To reduce the variability on the data and facilitate a statistical analysis, stable-isotope coding is often used, such that peptides from distinct groups can be pooled together and analyzed simultaneously on the mass spectrometer. In other words, protein information about different conditions appears together in a single mass spectrum and is affected by the same machine variability making a direct comparison possible.
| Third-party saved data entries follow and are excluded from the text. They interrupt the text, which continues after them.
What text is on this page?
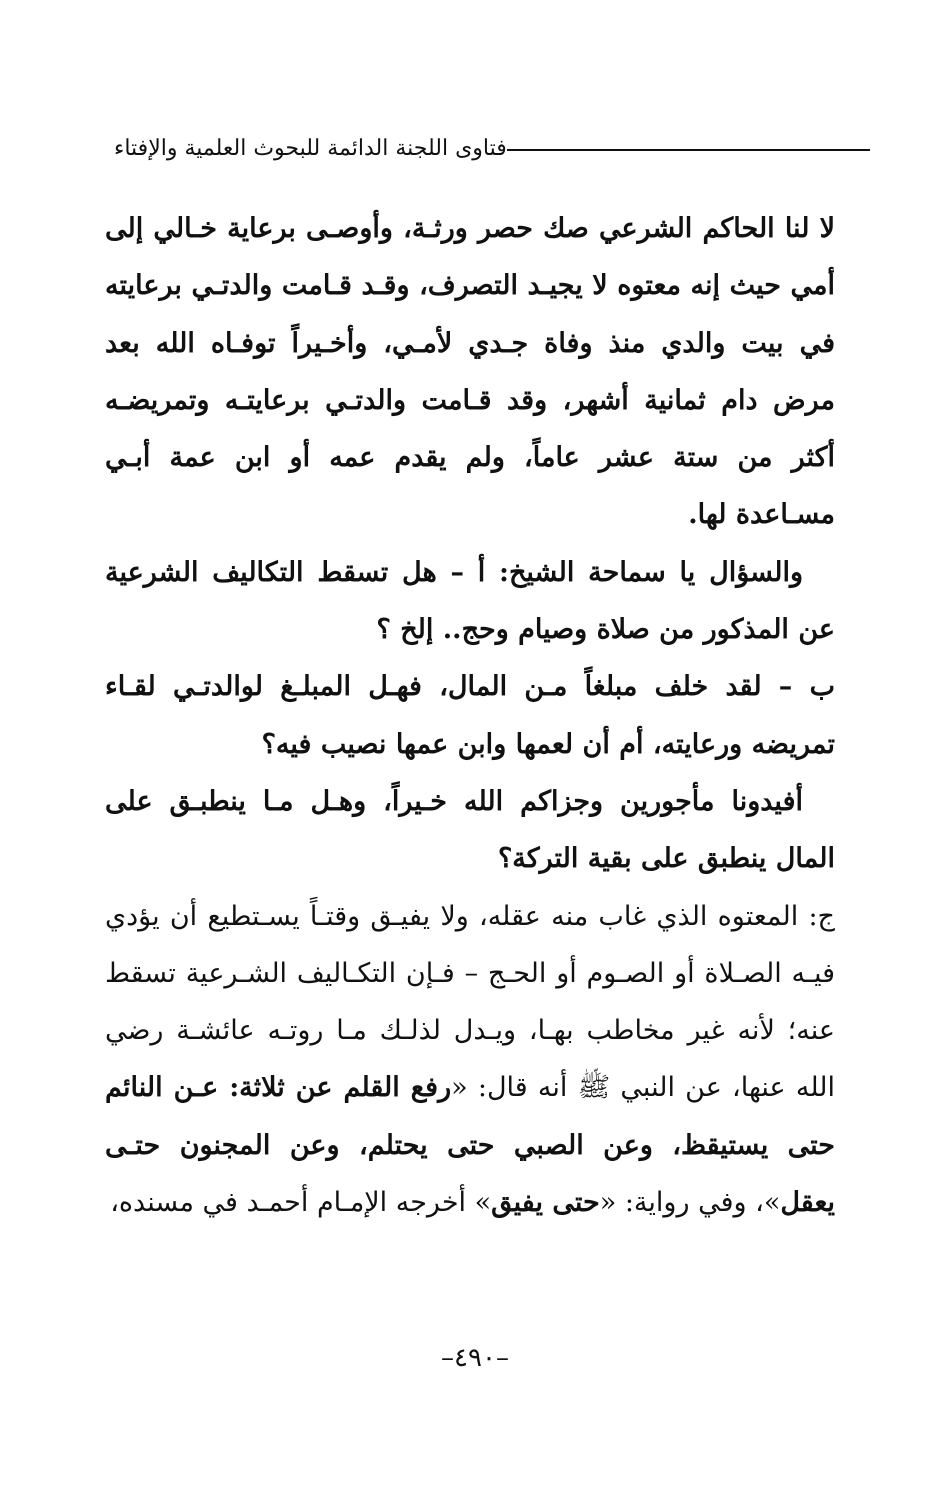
فتاوى اللجنة الدائمة للبحوث العلمية والإفتاء

لا لنا الحاكم الشرعي صك حصر ورثـة، وأوصـى برعاية خـالي إلى أمي حيث إنه معتوه لا يجيـد التصرف، وقـد قـامت والدتـي برعايته في بيت والدي منذ وفاة جـدي لأمـي، وأخـيراً توفـاه الله بعد مرض دام ثمانية أشهر، وقد قـامت والدتـي برعايتـه وتمريضـه أكثر من ستة عشر عاماً، ولم يقدم عمه أو ابن عمة أبـي مسـاعدة لها.

والسؤال يا سماحة الشيخ: أ – هل تسقط التكاليف الشرعية عن المذكور من صلاة وصيام وحج.. إلخ ؟

ب – لقد خلف مبلغاً مـن المال، فهـل المبلـغ لوالدتـي لقـاء تمريضه ورعايته، أم أن لعمها وابن عمها نصيب فيه؟

أفيدونا مأجورين وجزاكم الله خـيراً، وهـل مـا ينطبـق على المال ينطبق على بقية التركة؟

ج: المعتوه الذي غاب منه عقله، ولا يفيـق وقتـاً يسـتطيع أن يؤدي فيـه الصـلاة أو الصـوم أو الحـج – فـإن التكـاليف الشـرعية تسقط عنه؛ لأنه غير مخاطب بهـا، ويـدل لذلـك مـا روتـه عائشـة رضي الله عنها، عن النبي ﷺ أنه قال: «رفع القلم عن ثلاثة: عـن النائم حتى يستيقظ، وعن الصبي حتى يحتلم، وعن المجنون حتـى يعقل»، وفي رواية: «حتى يفيق» أخرجه الإمـام أحمـد في مسنده،

–٤٩٠–
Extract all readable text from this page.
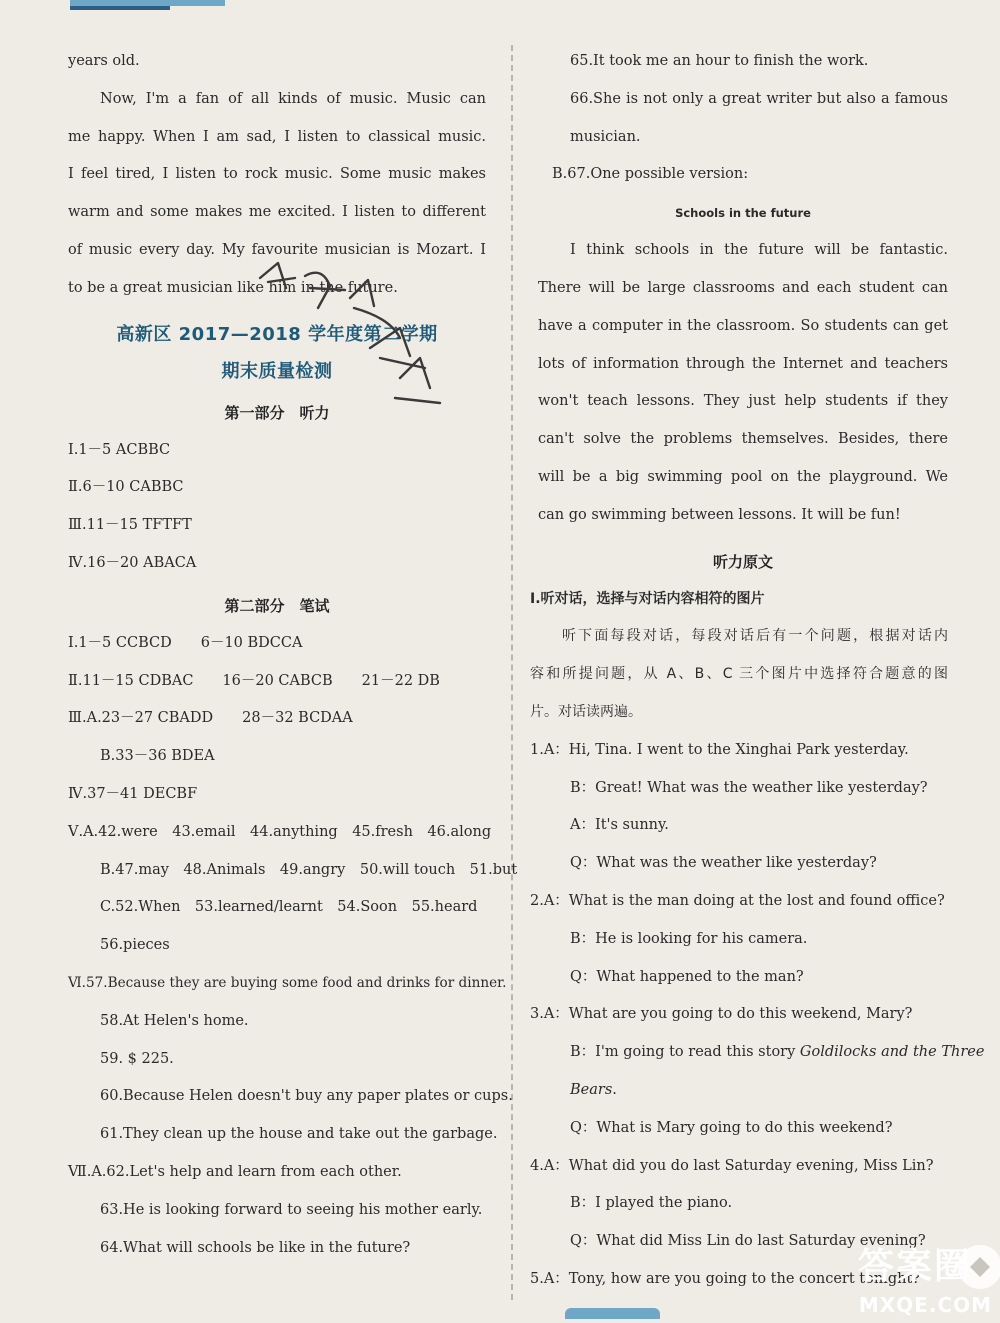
years old.
Now, I'm a fan of all kinds of music. Music can
me happy. When I am sad, I listen to classical music.
I feel tired, I listen to rock music. Some music makes
warm and some makes me excited. I listen to different
of music every day. My favourite musician is Mozart. I
to be a great musician like him in the future.
高新区 2017—2018 学年度第二学期
期末质量检测
第一部分　听力
Ⅰ.1－5 ACBBC
Ⅱ.6－10 CABBC
Ⅲ.11－15 TFTFT
Ⅳ.16－20 ABACA
第二部分　笔试
Ⅰ.1－5 CCBCD　　6－10 BDCCA
Ⅱ.11－15 CDBAC　　16－20 CABCB　　21－22 DB
Ⅲ.A.23－27 CBADD　　28－32 BCDAA
B.33－36 BDEA
Ⅳ.37－41 DECBF
Ⅴ.A.42.were　43.email　44.anything　45.fresh　46.along
B.47.may　48.Animals　49.angry　50.will touch　51.but
C.52.When　53.learned/learnt　54.Soon　55.heard
56.pieces
Ⅵ.57.Because they are buying some food and drinks for dinner.
58.At Helen's home.
59. $ 225.
60.Because Helen doesn't buy any paper plates or cups.
61.They clean up the house and take out the garbage.
Ⅶ.A.62.Let's help and learn from each other.
63.He is looking forward to seeing his mother early.
64.What will schools be like in the future?
65.It took me an hour to finish the work.
66.She is not only a great writer but also a famous
musician.
B.67.One possible version:
Schools in the future
I think schools in the future will be fantastic.
There will be large classrooms and each student can
have a computer in the classroom. So students can get
lots of information through the Internet and teachers
won't teach lessons. They just help students if they
can't solve the problems themselves. Besides, there
will be a big swimming pool on the playground. We
can go swimming between lessons. It will be fun!
听力原文
Ⅰ.听对话，选择与对话内容相符的图片
听下面每段对话，每段对话后有一个问题，根据对话内
容和所提问题，从 A、B、C 三个图片中选择符合题意的图
片。对话读两遍。
1.A：Hi, Tina. I went to the Xinghai Park yesterday.
B：Great! What was the weather like yesterday?
A：It's sunny.
Q：What was the weather like yesterday?
2.A：What is the man doing at the lost and found office?
B：He is looking for his camera.
Q：What happened to the man?
3.A：What are you going to do this weekend, Mary?
B：I'm going to read this story Goldilocks and the Three
Bears.
Q：What is Mary going to do this weekend?
4.A：What did you do last Saturday evening, Miss Lin?
B：I played the piano.
Q：What did Miss Lin do last Saturday evening?
5.A：Tony, how are you going to the concert tonight?
答案圈
MXQE.COM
 A powerful and relatively new technique for stable-isotope coding is the enzymatic labeling with oxygen isotopes containing 18 neutrons instead of the 16 neutrons most commonly observed in nature. In this setting, oxygen atoms from the carboxyl-terminus of peptides are replaced with the oxygens from heavy-oxygen-water during an enzymatic reaction with trypsine. Ideally, the series of peptide peaks (i.e. isotopic distribution) related to labeled peptides will shift 4 dalton (Da) to the right in the mass spectrum due to the incorporation of two heavy-oxygen isotopes. However, peptide-specific oxygen incorporation rate and impurities of oxygen isotopes present in the heavy-oxygen-water yield various isotope combinations on the carboxyl-terminus. As a consequence, the series of peptide peaks will not be shifted by 4 Da, but, depending on the number of oxygen isotopes introduced to the carboxyl-terminus, by 0, 1, 2, 3 or 4 Da. This will lead to multiple peptide peaks from the labeled peptide superimposing with the unlabeled peptide. This additional overlap complicates the estimation of the relative abundance and can result in a biased estimate. In order to arrive at a correct estimate of the relative abundance, the overlap needs to be taken into account in the analysis.

Therefore, we propose a new method, similar in spirit to that
developed by Eckel-Passow et al. (2006), which estimates the isotopic distribution, peptide-specific incorporation rate, and the abundance ratio directly from the observed mixture of peptide peaks.  The method is implemented in MATLAB as a non-linear regression model. The performance of the method is illustrated using real-life datasets.